Он выбрался из-под одеяла. Холодные половицы скрипнули под его весом — честный, настоящий звук. Он оделся молча, натянул старые джинсы и фланелевую рубашку, ставшую его униформой. Выскользнул из комнаты, прикрыв за собой дверь так тихо, как только мог.

Главный холл-обсерватория тонул в утренней дымке. Свет, тусклый и молочный, процеживался сквозь стеклянный купол, выхватывая из полумрака массивные кресла, круглый стол и миллиарды пылинок, лениво танцующих в неподвижном воздухе. Тишина здесь была другой. Не пустой, а плотной, густой, как нетронутый мед. Она не лечила. Она выжидала.

Его взгляд просканировал комнату и зацепился за предмет в дальнем углу, почти сливающийся с тенью. Старый проигрыватель пластинок. Массивный, в корпусе из темного, потрескавшегося от времени дерева, с тяжелой пыльной крышкой. Артефакт из мира, где музыка была вещью, которую можно было потрогать, а не цифровым призраком.

Дэн подошел ближе.
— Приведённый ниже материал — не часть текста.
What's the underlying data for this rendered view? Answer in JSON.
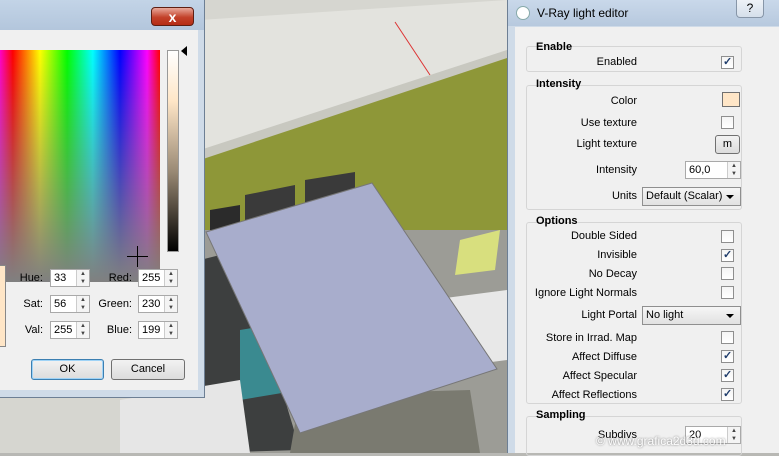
{
  "color_picker": {
    "close_label": "x",
    "hue_label": "Hue:",
    "hue_value": "33",
    "sat_label": "Sat:",
    "sat_value": "56",
    "val_label": "Val:",
    "val_value": "255",
    "red_label": "Red:",
    "red_value": "255",
    "green_label": "Green:",
    "green_value": "230",
    "blue_label": "Blue:",
    "blue_value": "199",
    "ok_label": "OK",
    "cancel_label": "Cancel",
    "current_color": "#ffe6c7"
  },
  "vray_editor": {
    "title": "V-Ray light editor",
    "help_label": "?",
    "enable": {
      "header": "Enable",
      "enabled_label": "Enabled",
      "enabled": true
    },
    "intensity": {
      "header": "Intensity",
      "color_label": "Color",
      "color_value": "#ffe6c7",
      "use_texture_label": "Use texture",
      "use_texture": false,
      "light_texture_label": "Light texture",
      "light_texture_button": "m",
      "intensity_label": "Intensity",
      "intensity_value": "60,0",
      "units_label": "Units",
      "units_value": "Default (Scalar)"
    },
    "options": {
      "header": "Options",
      "double_sided_label": "Double Sided",
      "double_sided": false,
      "invisible_label": "Invisible",
      "invisible": true,
      "no_decay_label": "No Decay",
      "no_decay": false,
      "ignore_light_normals_label": "Ignore Light Normals",
      "ignore_light_normals": false,
      "light_portal_label": "Light Portal",
      "light_portal_value": "No light",
      "store_irrad_label": "Store in Irrad. Map",
      "store_irrad": false,
      "affect_diffuse_label": "Affect Diffuse",
      "affect_diffuse": true,
      "affect_specular_label": "Affect Specular",
      "affect_specular": true,
      "affect_reflections_label": "Affect Reflections",
      "affect_reflections": true
    },
    "sampling": {
      "header": "Sampling",
      "subdivs_label": "Subdivs",
      "subdivs_value": "20"
    }
  },
  "watermark": "© www.grafica2d3d.com"
}
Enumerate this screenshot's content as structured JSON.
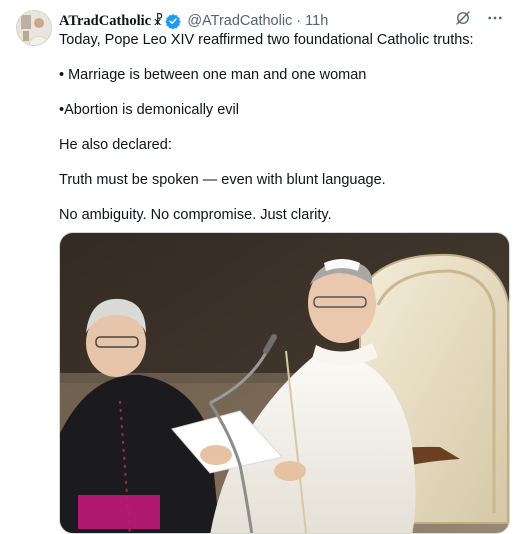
{
  "author": {
    "display_name": "ATradCatholic",
    "cross": "☧",
    "handle": "@ATradCatholic",
    "separator": "·",
    "time": "11h",
    "verified_color": "#1d9bf0"
  },
  "icons": {
    "grok": "grok-icon",
    "more": "more-icon",
    "verified": "verified-badge-icon"
  },
  "body": {
    "line1": "Today, Pope Leo XIV reaffirmed two foundational Catholic truths:",
    "line2": "• Marriage is between one man and one woman",
    "line3": "•Abortion is demonically evil",
    "line4": "He also declared:",
    "line5": "Truth must be spoken — even with blunt language.",
    "line6": "No ambiguity. No compromise. Just clarity."
  },
  "colors": {
    "text": "#0f1419",
    "secondary": "#536471",
    "border": "#cfd9de"
  }
}
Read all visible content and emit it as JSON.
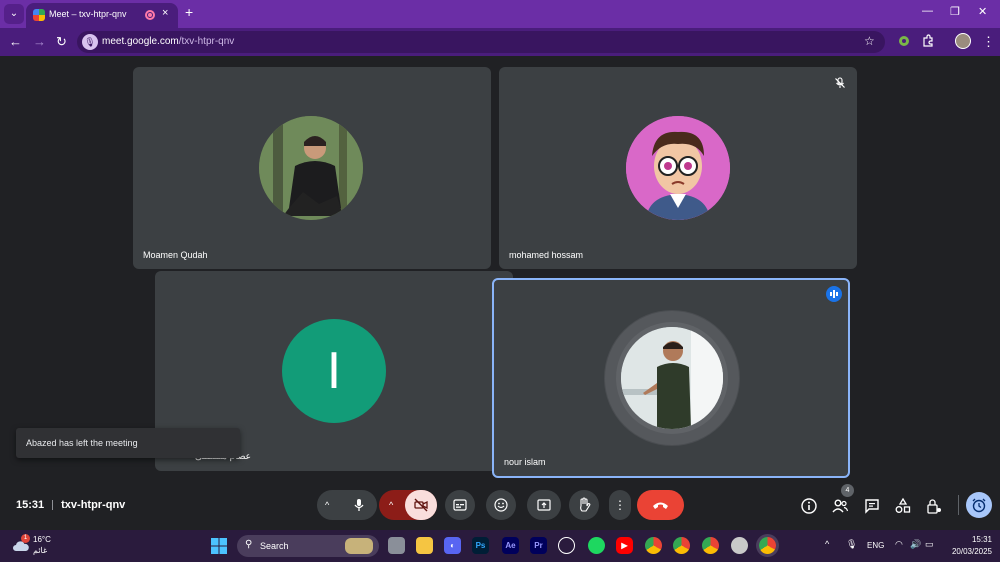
{
  "browser": {
    "tab_title": "Meet – txv-htpr-qnv",
    "tab_menu_icon": "chevron-down-icon",
    "tab_close": "×",
    "new_tab": "+",
    "url_host": "meet.google.com",
    "url_path": "/txv-htpr-qnv",
    "window_minimize": "—",
    "window_restore": "❐",
    "window_close": "✕"
  },
  "meet": {
    "participants": [
      {
        "name": "Moamen Qudah",
        "type": "photo"
      },
      {
        "name": "mohamed hossam",
        "type": "cartoon",
        "muted": true
      },
      {
        "name": "عصام مصطفى",
        "type": "initial",
        "initial": "I",
        "avatar_color": "#129c78"
      },
      {
        "name": "nour islam",
        "type": "photo",
        "speaking": true
      }
    ],
    "toast": "Abazed has left the meeting",
    "time": "15:31",
    "meeting_code": "txv-htpr-qnv",
    "people_count": "4",
    "accent_colors": {
      "end_call": "#ea4335",
      "camera_off": "#f9dedc",
      "speaking_border": "#8ab4f8",
      "toggle_bg": "#8c1d18"
    }
  },
  "taskbar": {
    "weather_temp": "16°C",
    "weather_desc": "غائم",
    "weather_badge": "1",
    "search_placeholder": "Search",
    "language": "ENG",
    "clock_time": "15:31",
    "clock_date": "20/03/2025"
  }
}
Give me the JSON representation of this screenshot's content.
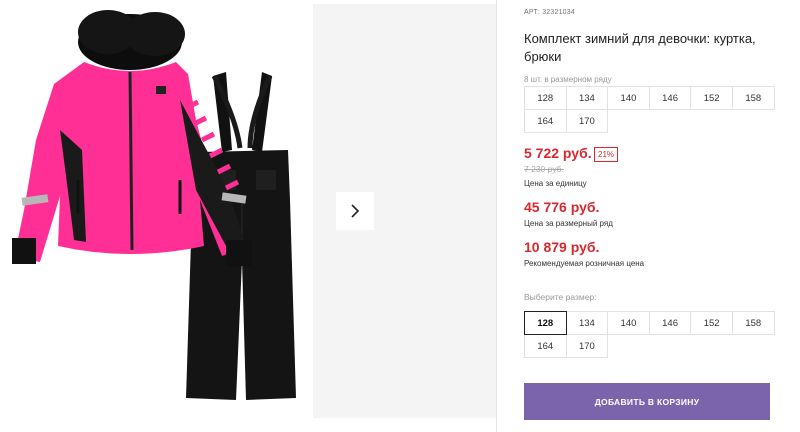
{
  "product": {
    "article_label": "АРТ:",
    "article": "32321034",
    "title": "Комплект зимний для девочки: куртка, брюки"
  },
  "size_series": {
    "note": "8 шт. в размерном ряду",
    "sizes": [
      "128",
      "134",
      "140",
      "146",
      "152",
      "158",
      "164",
      "170"
    ]
  },
  "pricing": {
    "unit_price": "5 722 руб.",
    "discount": "21%",
    "old_price": "7 230 руб.",
    "unit_caption": "Цена за единицу",
    "series_price": "45 776 руб.",
    "series_caption": "Цена за размерный ряд",
    "retail_price": "10 879 руб.",
    "retail_caption": "Рекомендуемая розничная цена"
  },
  "size_select": {
    "label": "Выберите размер:",
    "selected": "128",
    "sizes": [
      "128",
      "134",
      "140",
      "146",
      "152",
      "158",
      "164",
      "170"
    ]
  },
  "cart": {
    "button_label": "ДОБАВИТЬ В КОРЗИНУ"
  },
  "gallery": {
    "next_icon": "chevron-right-icon"
  },
  "colors": {
    "accent": "#7c64ad",
    "price": "#d72830",
    "jacket": "#ff2f95"
  }
}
Провёл пальцем по крышке, оставляя чистую борозду в сером бархате пыли. Он не думал. Он просто делал. Поднял тяжелую крышку. Диск, покрытый резиновым ковриком, тонарм с застывшей иглой, переключатели скоростей. Мир понятных механизмов. Его спасение.

Он щелкнул тумблером. Ничего. Ни щелчка, ни гудения. Мертв. И это было хорошо. Это была проблема, которую можно было решить.

В каморке под лестницей он нашел то, что искал — старый ящик с инструментами. Ржавчина на защелках, запах железа и машинного масла. Он принес его к проигрывателю, опустился на пол и начал работу.

Отвёртка в его руке двигалась уверенно и точно. Винт за винтом. Он снял заднюю панель. В нос ударил концентрированный запах застывшего времени: сухая пыль, едва уловимый след сгоревшей когда-то электроники и тонкая, острая нота ржавчины. Запах абсолютной, механической тишины. Для Дэна это был аромат рая.

Внутри была вселенная. Паутина проводов, почерневшие от времени конденсаторы, система шестерёнок и пассиков. Его новая музыка. Он погрузился в нее с головой, забыв обо всем. Каждый звук был событием. Сухой щелчок кусачек, перекусывающих старый провод. Тихий звон упавшего на пол винтика. Скрип пассика, который он натягивал на шкив. Эти звуки были настоящими. Они были противоядием. И навязчивая мелодия в голове начала отступать, затихать, словно ее вытесняли эти простые, честные шумы.

Он не заметил, как в холл вошла Лина. Она остановилась на полпути к кухне, скрестив руки на груди. На ее лице была привычная маска из презрения и скуки.

— Нашёл себе новую игрушку? — бросила она. Голос был едким, как кислота.

Дэн не обернулся. Даже не вздрогнул. Его мир сузился до одной точки — маленькой приводной шестерни, соскочившей со своего места. Он аккуратно подцепил ее кончиком отвёртки, направляя в паз.